Ayberk Yılmaz: Yeni gelen nesil iyi, ama çevresi kötü ! Şaka bir yana, bu ülkede yetişen oyunculara yetenek olarak çok ama çok güveniyorum. Ancak bu isimlere yol gösterecek yönetici, hoca ve takım arkadaşı (özellikle abi demiyorum) eksikliği olduğunu düşünüyorum. Bu sıralar sıklıkla verdiğim örnek Hakan Çalhanoğlu üzerine... Geçen sezon birçok Leverkusen maçında, Hakan'ın kendisinden 14 yaş büyük takım kaptanı Emir Spahiç'e direktifler verdiğine şahit oldum. Yeri geldi uyardı, yeri geldi bağırdı. Ancak Emir Spahiç bu ufak tartışmaları dert etmedi ve olması gerekeni yaptı; Takımın oyun liderine saygı duyup, otorite alanını genişletmesine yardımcı oldu. Bana göre 'örnek takım arkadaşı' yani 'abi' tam anlamıyla budur... Bizim takımın abileri ne zaman Hakan Çalhanoğlu, Ozan Tufan, Oğuzhan Özyakup, Gökhan Töre gibi genç ve başarılı isimleri azar manyağı yapmaz, işte o zaman uçuşa geçebiliriz... Kariyeri boyunca Hakan Çalhanoğlu'nun yarısı kadar başarı elde edememiş Selçuk İnan'ın, milli takımda Hakan'ı ezim ezim ezmesi, benim bile kanıma dokunuyor. Hakan'a ve diğer genç yeteneklere nasıl dokunmasın? Bu nedenle sorunun gençlerde değil, büyüklerde olduğu kanaatindeyim. Gençlerimizin çoğu saygılı isimler, ancak büyüklerinden sevgi görebileni ne yazık ki çok az. Bu nedenle yeni jenerasyonun abilerini yeteneğe göre değil, karaktere göre seçmek gerektiğini düşünüyorum. Bu da Hakan Balta ve Mehmet Topal gibi isimlere hak ettiği değeri göstermekten geçecektir.
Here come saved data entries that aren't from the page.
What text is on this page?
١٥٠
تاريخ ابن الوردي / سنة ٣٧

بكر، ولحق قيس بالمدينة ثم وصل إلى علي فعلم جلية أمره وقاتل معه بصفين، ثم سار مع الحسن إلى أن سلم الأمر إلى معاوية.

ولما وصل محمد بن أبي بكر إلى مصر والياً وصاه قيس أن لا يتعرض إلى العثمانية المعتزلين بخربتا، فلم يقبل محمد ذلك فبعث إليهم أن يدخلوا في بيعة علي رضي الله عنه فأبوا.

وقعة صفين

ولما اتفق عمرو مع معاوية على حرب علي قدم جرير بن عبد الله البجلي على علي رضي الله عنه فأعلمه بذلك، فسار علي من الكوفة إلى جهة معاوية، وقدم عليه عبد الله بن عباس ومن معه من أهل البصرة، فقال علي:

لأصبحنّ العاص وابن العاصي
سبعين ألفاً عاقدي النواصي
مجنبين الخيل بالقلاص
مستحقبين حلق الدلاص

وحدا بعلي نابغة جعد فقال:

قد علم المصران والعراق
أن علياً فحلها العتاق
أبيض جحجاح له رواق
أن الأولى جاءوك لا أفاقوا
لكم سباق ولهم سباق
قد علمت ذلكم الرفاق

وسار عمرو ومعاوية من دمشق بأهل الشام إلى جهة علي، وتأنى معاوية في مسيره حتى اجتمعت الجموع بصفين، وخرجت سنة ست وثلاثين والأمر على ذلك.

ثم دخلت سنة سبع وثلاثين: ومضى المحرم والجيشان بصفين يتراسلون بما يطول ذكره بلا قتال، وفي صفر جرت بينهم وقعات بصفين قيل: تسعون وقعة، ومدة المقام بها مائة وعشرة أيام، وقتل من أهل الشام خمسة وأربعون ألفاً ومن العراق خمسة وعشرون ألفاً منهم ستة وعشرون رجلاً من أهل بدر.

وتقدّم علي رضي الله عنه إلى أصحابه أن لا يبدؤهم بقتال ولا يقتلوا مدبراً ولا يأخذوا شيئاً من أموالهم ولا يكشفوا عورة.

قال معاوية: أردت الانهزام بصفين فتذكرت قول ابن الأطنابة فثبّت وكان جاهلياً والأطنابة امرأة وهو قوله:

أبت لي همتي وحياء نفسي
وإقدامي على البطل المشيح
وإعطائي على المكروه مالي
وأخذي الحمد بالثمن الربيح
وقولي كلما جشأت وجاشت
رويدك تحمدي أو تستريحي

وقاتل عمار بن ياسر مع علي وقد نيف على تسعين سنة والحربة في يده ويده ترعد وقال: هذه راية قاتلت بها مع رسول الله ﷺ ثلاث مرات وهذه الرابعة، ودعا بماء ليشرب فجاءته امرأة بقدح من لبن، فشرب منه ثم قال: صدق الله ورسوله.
Roy Keane değil, Paul Scholes... Emre Belözoğlu değil, Mehmet Topal vb. gibi...
Burak Akçay: Bu konudaki yorumun beni yeni jenerasyon ağırlı bir kadro oluşturma konusunda çok heveslendirdi. Ne dersin, seninle gelecek sene oynanacak turnuvaya gideceğimizi varsayarak keyiflik bir 25 kişilik turnuva kadrosu oluşturalım mı? Eski bir kaleci olarak, kaleci üçlüsünden başlayayım istersen. Onur Kıvrak ne olursa olsun, eldeki kalecilere bakıldığında kadroda olmalı bence. Madem hayal kuruyoruz; tarzını çok beğenmediğim Volkan Babacan'ı kadro dışı bırakıyorum ve maç kondisyonunu görmezden gelip 2.kaleci olarak Fenerbahçe'li Ertuğrul'u kadroya alıyorum. 3. kaleci tercihim ise; biraz tecrübeden yana. Kariyeri boyunca hak ettiği değerin verilmediğini düşündüğüm Hakan Arıkan'ı 3.kaleci olarak seçiyorum. Aslında bu Avrupa'da oturmuş bir sistem. Kulüp takımları da milli takımlar da 3.kalecisini tecrübeli kalecilerden seçiyor. Ama bizde maalesef "Oynayamıyorsam bırakırım abi!" mantığı var. Bu konuyu aşmamız gerekli artık. Bu mantıkla 3.kaleci Volkan Demirel derdim. Ama egosunu ve 3.kaleci olmayı kabul etmeyeceğini bildiğimden dolayı, genç oyunculara örnek olma konusunda da daha fazla güvendiğim Hakan Arıkan son kaleci tercihim olacak. Kaleyi sağlama aldık; savunmaya geçelim ve sözü sana bırakayım.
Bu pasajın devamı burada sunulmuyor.